Biofuelwatch offers advice and support to residents and local groups concerned about bioenergy developments near them. We’ve supported campaigns around biomass and biofuel power stations, both proposed and already built. We also support residents impacted by other infrastructure such as woodchipping and waste wood plants.
Several of the campaigns we’ve supported have been successful. Most recently, in June 2018, a proposal for a large biomass and waste gasifier in Milford haven was rejected by the Welsh government, following a lengthy campaign by Pembrokeshire Friends of the Earth, The Environment Network for Pembrokeshire and Biofuelwatch.
If you’re concerned about the impacts of a biomass or biofuel power plant near you, whether proposed or an existing one, please send us an email.
Here are highlights of active local campaigns in the UK (last updated March 2019):
+Noise complaints in Markinch, Fife: In Markinch, RWE has been operating what is still the UK’s largest dedicated biomass power station since 2014. Residents have been badly affected by noise from the power station, and the local authority has refused to monitor air quality in the local area. Biofuelwatch is working with a local residents group seeking to compel Fife Council and SEPA to take enforcement action over RWE’s excessive noise levels, and we are also providing advice and support with trying to convince Fife Council to start local air quality monitoring.
+ Campaign against a pwood gasification plant proposed with no controls on emissions in Monmouthshire: We are working with Llanarthfawr Community Council to try and prevent a local company, Morgan & Co from getting planning consent for building a 6 MWe biomass gasification plant without any controls on air emissions. Morgan & Co previously obtained planning consent for a gasification plant but did not succeed with commissioning it. The company is now looking for substantial changes to that planning consent, claiming that all impacts will be fully controlled by Natural Resources Wales (NRW) via an environmental permit. NRW, however, has confirmed that there is no permit for the plant and that it has no power to request or even grant one because it does not fall within its permitting remit (unless it was to gasify waste wood). A planning deciision was postponed in March pending further investigations.

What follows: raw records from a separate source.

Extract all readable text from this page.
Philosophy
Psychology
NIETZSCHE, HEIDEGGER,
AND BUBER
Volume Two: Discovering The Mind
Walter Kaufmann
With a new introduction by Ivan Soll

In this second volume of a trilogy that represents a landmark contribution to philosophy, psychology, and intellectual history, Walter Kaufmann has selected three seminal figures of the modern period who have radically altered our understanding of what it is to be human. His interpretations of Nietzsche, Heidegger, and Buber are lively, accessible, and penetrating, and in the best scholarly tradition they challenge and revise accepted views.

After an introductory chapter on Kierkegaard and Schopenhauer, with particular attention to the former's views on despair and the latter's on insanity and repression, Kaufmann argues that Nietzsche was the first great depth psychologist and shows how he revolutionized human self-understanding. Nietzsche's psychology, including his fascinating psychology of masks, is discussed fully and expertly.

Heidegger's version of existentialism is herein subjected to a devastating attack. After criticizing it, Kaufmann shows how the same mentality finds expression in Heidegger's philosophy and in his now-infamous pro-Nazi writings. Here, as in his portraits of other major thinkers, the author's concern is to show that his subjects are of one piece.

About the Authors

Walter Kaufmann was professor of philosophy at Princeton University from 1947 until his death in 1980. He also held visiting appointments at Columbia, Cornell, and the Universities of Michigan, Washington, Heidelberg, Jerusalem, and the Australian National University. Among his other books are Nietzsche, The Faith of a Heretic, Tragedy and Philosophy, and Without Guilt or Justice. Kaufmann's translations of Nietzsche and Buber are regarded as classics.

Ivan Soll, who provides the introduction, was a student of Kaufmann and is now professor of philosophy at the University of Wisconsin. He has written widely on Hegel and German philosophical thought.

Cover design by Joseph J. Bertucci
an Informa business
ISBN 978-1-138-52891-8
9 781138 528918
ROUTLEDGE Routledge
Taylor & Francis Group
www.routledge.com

+ Campaign against a waste wood gasifier in Barry, Wales: In Barry, a company called Biomass UK No.2 Ltd – financed by Aviva – has built a 10 MWe waste wood gasifier against huge local opposition. As of March 2019, the developers are trying to commission the plant. The local Docks Incinerator Action Group (DIAG) is continuing with several challenges. We have been supporting DIAG with presenting evidence to Ofgem that the plant cannot be considered eligible for renewable energy subsidies (because it was not commissioned by the time the relevant subsidies scheme closed).